Ukraine regained an important railroad hub, allowing mop-up operations in northern Donetsk Oblast (on the left side of the Siverskyi Donets river). The recapture of Lyman also dealt a blow to the legitimacy of the Russian annexation of Donetsk and Luhansk Oblasts on 30 September 2022, and opened the doors to possible northward and eastward advance to Svatove and Kreminna.

Journalist Harald Stutte described the Ukrainian recapture of Lyman by means of a pincer movement and encirclement of Russian forces as a "tactical masterstroke" and Valerii Zaluzhnyi's "third important victory" after the failure of Russian operations in northern Ukraine and the Kharkiv counteroffensive.

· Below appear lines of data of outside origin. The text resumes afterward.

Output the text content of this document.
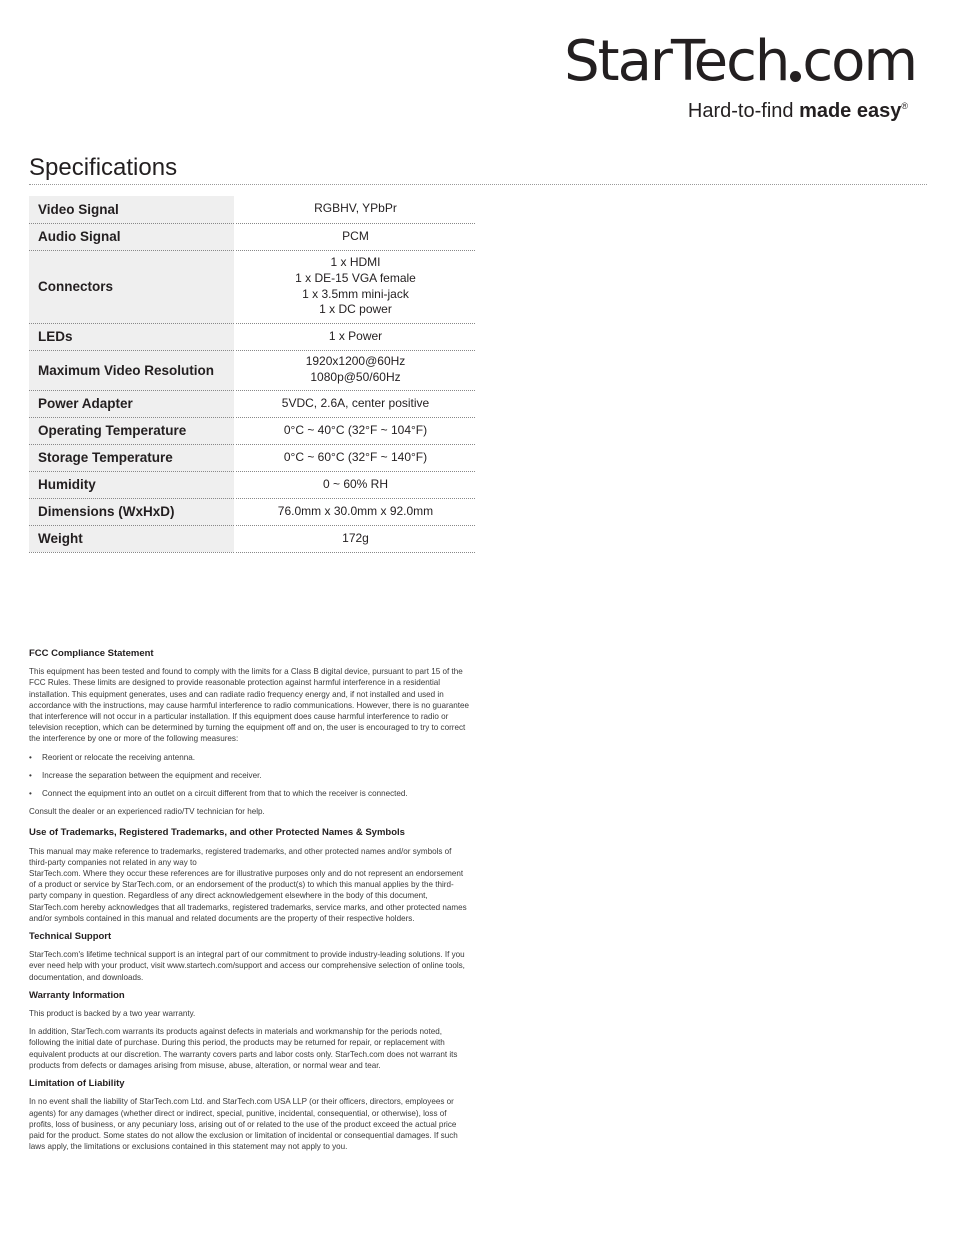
StarTech com
Hard-to-find made easy®
Specifications
Video Signal	RGBHV, YPbPr

Audio Signal	PCM

Connectors	1 x HDMI
1 x DE-15 VGA female
1 x 3.5mm mini-jack
1 x DC power

LEDs	1 x Power

Maximum Video Resolution	1920x1200@60Hz
1080p@50/60Hz

Power Adapter	5VDC, 2.6A, center positive

Operating Temperature	0°C ~ 40°C (32°F ~ 104°F)

Storage Temperature	0°C ~ 60°C (32°F ~ 140°F)

Humidity	0 ~ 60% RH

Dimensions (WxHxD)	76.0mm x 30.0mm x 92.0mm

Weight	172g
FCC Compliance Statement

This equipment has been tested and found to comply with the limits for a Class B digital device, pursuant to part 15 of the FCC Rules. These limits are designed to provide reasonable protection against harmful interference in a residential installation. This equipment generates, uses and can radiate radio frequency energy and, if not installed and used in accordance with the instructions, may cause harmful interference to radio communications. However, there is no guarantee that interference will not occur in a particular installation. If this equipment does cause harmful interference to radio or television reception, which can be determined by turning the equipment off and on, the user is encouraged to try to correct the interference by one or more of the following measures:

• Reorient or relocate the receiving antenna.
• Increase the separation between the equipment and receiver.
• Connect the equipment into an outlet on a circuit different from that to which the receiver is connected.

Consult the dealer or an experienced radio/TV technician for help.

Use of Trademarks, Registered Trademarks, and other Protected Names & Symbols

This manual may make reference to trademarks, registered trademarks, and other protected names and/or symbols of third-party companies not related in any way to
StarTech.com. Where they occur these references are for illustrative purposes only and do not represent an endorsement of a product or service by StarTech.com, or an endorsement of the product(s) to which this manual applies by the third-party company in question. Regardless of any direct acknowledgement elsewhere in the body of this document, StarTech.com hereby acknowledges that all trademarks, registered trademarks, service marks, and other protected names and/or symbols contained in this manual and related documents are the property of their respective holders.

Technical Support

StarTech.com's lifetime technical support is an integral part of our commitment to provide industry-leading solutions. If you ever need help with your product, visit www.startech.com/support and access our comprehensive selection of online tools, documentation, and downloads.

Warranty Information

This product is backed by a two year warranty.

In addition, StarTech.com warrants its products against defects in materials and workmanship for the periods noted, following the initial date of purchase. During this period, the products may be returned for repair, or replacement with equivalent products at our discretion. The warranty covers parts and labor costs only. StarTech.com does not warrant its products from defects or damages arising from misuse, abuse, alteration, or normal wear and tear.

Limitation of Liability

In no event shall the liability of StarTech.com Ltd. and StarTech.com USA LLP (or their officers, directors, employees or agents) for any damages (whether direct or indirect, special, punitive, incidental, consequential, or otherwise), loss of profits, loss of business, or any pecuniary loss, arising out of or related to the use of the product exceed the actual price paid for the product. Some states do not allow the exclusion or limitation of incidental or consequential damages. If such laws apply, the limitations or exclusions contained in this statement may not apply to you.
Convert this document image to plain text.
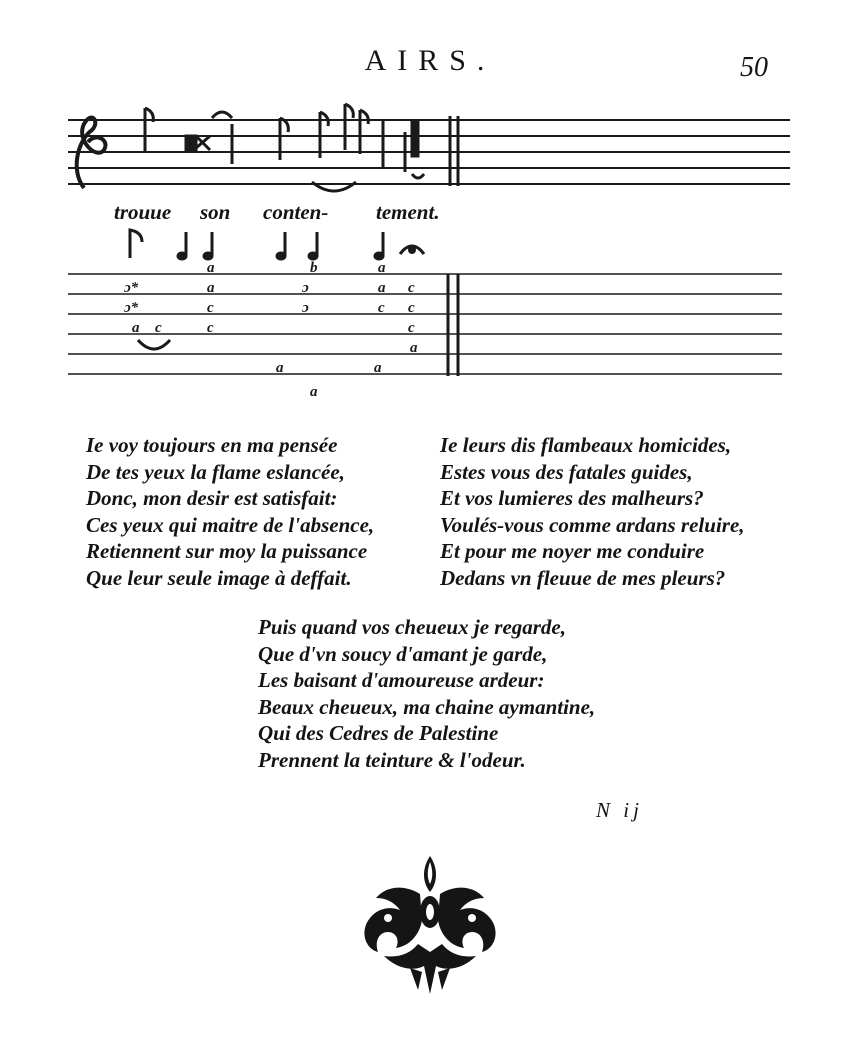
AIRS.	50
trouue son conten- tement.
a	b	a
ɔ*	a	ɔ	a c
ɔ*	c	ɔ	c c
a c	c	c
a
a	a
a
Ie voy toujours en ma pensée
De tes yeux la flame eslancée,
Donc, mon desir est satisfait:
Ces yeux qui maitre de l'absence,
Retiennent sur moy la puissance
Que leur seule image à deffait.
Ie leurs dis flambeaux homicides,
Estes vous des fatales guides,
Et vos lumieres des malheurs?
Voulés-vous comme ardans reluire,
Et pour me noyer me conduire
Dedans vn fleuue de mes pleurs?
Puis quand vos cheueux je regarde,
Que d'vn soucy d'amant je garde,
Les baisant d'amoureuse ardeur:
Beaux cheueux, ma chaine aymantine,
Qui des Cedres de Palestine
Prennent la teinture & l'odeur.
N ij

On 7 October 2022, governor Pavlo Kyrylenko and Ukrinform stated that a mass grave containing about 180 bodies had been found in Lyman. The exact number, identities (military or civilian) and causes of death of the people were not yet known. On 20 October, Donetsk Oblast Police Department reported that the bodies of 111 civilians and 35 soldiers were found in a mass burial site consisting of trenches, with some graves unmarked. At the time, the police said '58 mass burial sites [had] been found in the liberated settlements of Donetsk Oblast', 25 of which were located in Lyman.